Acciones específicas en el objetivo
Entre las iniciativas que la cumbre intentará materializar se cuentan:
- El cumplimiento de mandatos de detención emitidos por la Corte Penal Internacional dirigidos a funcionarios de alto rango en Israel vinculados al conflicto.
- Limitaciones en la comercialización y envío de armamento hacia Israel.
- Promoción de acciones diplomáticas y jurídicas para captar la atención de cortes internacionales.
- Sugerencias para cesar vínculos militares y comerciales con participantes en la incursión sobre Gaza.
Estas medidas buscan transformar las expresiones de rechazo en normas activas, respaldando el derecho internacional como pilar de las relaciones internacionales modernas.

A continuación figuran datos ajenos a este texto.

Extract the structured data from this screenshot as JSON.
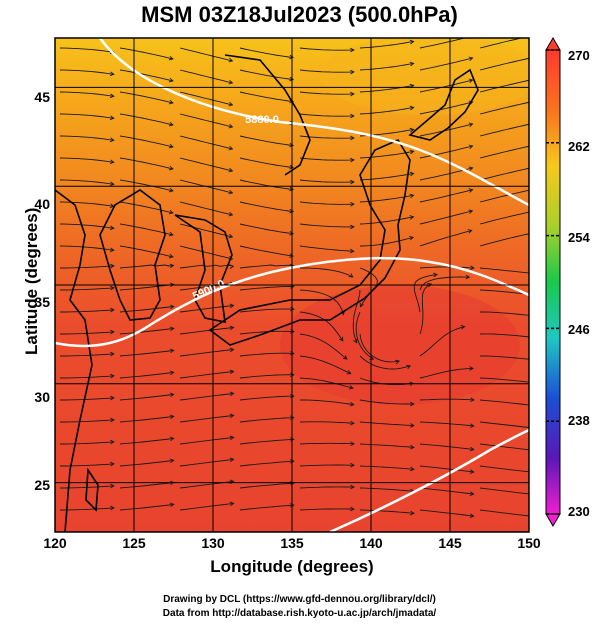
{
  "title": "MSM 03Z18Jul2023 (500.0hPa)",
  "axes": {
    "xlabel": "Longitude (degrees)",
    "ylabel": "Latitude  (degrees)",
    "xticks": [
      "120",
      "125",
      "130",
      "135",
      "140",
      "145",
      "150"
    ],
    "yticks": [
      "45",
      "40",
      "35",
      "30",
      "25"
    ],
    "xlim": [
      120,
      150
    ],
    "ylim": [
      22.5,
      47.5
    ]
  },
  "colorbar": {
    "ticks": [
      "270",
      "262",
      "254",
      "246",
      "238",
      "230"
    ],
    "range": [
      230,
      270
    ]
  },
  "contours": {
    "labels": [
      "5880.0",
      "5900.0"
    ]
  },
  "credits": {
    "line1": "Drawing by DCL (https://www.gfd-dennou.org/library/dcl/)",
    "line2": "Data from http://database.rish.kyoto-u.ac.jp/arch/jmadata/"
  },
  "chart_data": {
    "type": "heatmap",
    "title": "MSM 03Z18Jul2023 (500.0hPa)",
    "xlabel": "Longitude (degrees)",
    "ylabel": "Latitude  (degrees)",
    "xlim": [
      120,
      150
    ],
    "ylim": [
      22.5,
      47.5
    ],
    "color_range": [
      230,
      270
    ],
    "colorbar_ticks": [
      270,
      262,
      254,
      246,
      238,
      230
    ],
    "contour_labels": [
      "5880.0",
      "5900.0"
    ]
  }
}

Crítica profesional y simbólica
Expertos en política, tal como una docente de una universidad en Bogotá, examinan el verdadero efecto de la cumbre. Indican que, aunque incluso Estados Unidos, con la administración de Biden anterior, apenas consiguió suavizar las políticas israelíes, las actividades de un grupo emergente del Sur Global enfrentarán desafíos operativos. Sin embargo, admiten la importancia simbólica de establecer una alianza diplomática con intención de diálogo ético.
De la misma manera, la asistencia de la relatora de la ONU para las áreas palestinas, sancionada por los Estados Unidos, fortalece la percepción de una reunión que busca más que solo cumplir con el protocolo, presentándose como una plataforma para emitir alertas legales y políticas.
Legado político interno y regional
Internamente, Petro fortalece la narrativa de su coalición de izquierda y el voto pro-palestino que ha sostenido desde su campaña. La cumbre se conecta también con la agenda para las elecciones de 2026, donde la movilización de la base dura de su entorno resulta esencial. El evento refuerza su liderazgo regional al colocar a Colombia en la vocería política del Sur Global y oxigena su imagen ante sus seguidores.
A nivel regional, productores cercanos a gobiernos como el de Brasil y Chile han saludado la iniciativa como un paso hacia una postura más independiente en política exterior, aunque advierten sobre la necesidad de no aislarse de aliados tradicionales.
Dificultades y cuentas pendientes
La cumbre enfrenta objeciones de sectores judíos e israelíes en Colombia, que temen una postura sesgada y lejana al diálogo real. Además, las tensiones con Estados Unidos podrían escalar si esta reunión desemboca en medidas de bloqueo de entregas de armas o sanciones económicas.
La estabilidad del ministerio de Relaciones Exteriores, que ha tenido varios cambios de mando, también representa un desafío para la continuidad y seguimiento de las decisiones que se adopten en estos días.
Una nueva página en la diplomacia colombiana
La cumbre celebrada en Bogotá señala un momento único en la diplomacia de Colombia: un conjunto de países del Sur Global destacándolo como portavoz moral de una manera diferente de enfrentar las crisis internacionales. Aunque su impacto real pueda ser debatido, el encuentro posiciona a Petro como un líder en la región y crea una oportunidad política para que las naciones menos influyentes se involucren activamente en la protección del derecho internacional.
En los días por venir, la atención internacional estará puesta en si de esta conferencia surgen más que palabras, y si esas acciones pueden transformar una crisis humanitaria en una causa asumida colectivamente por grupos de países fuera de los círculos tradicionales.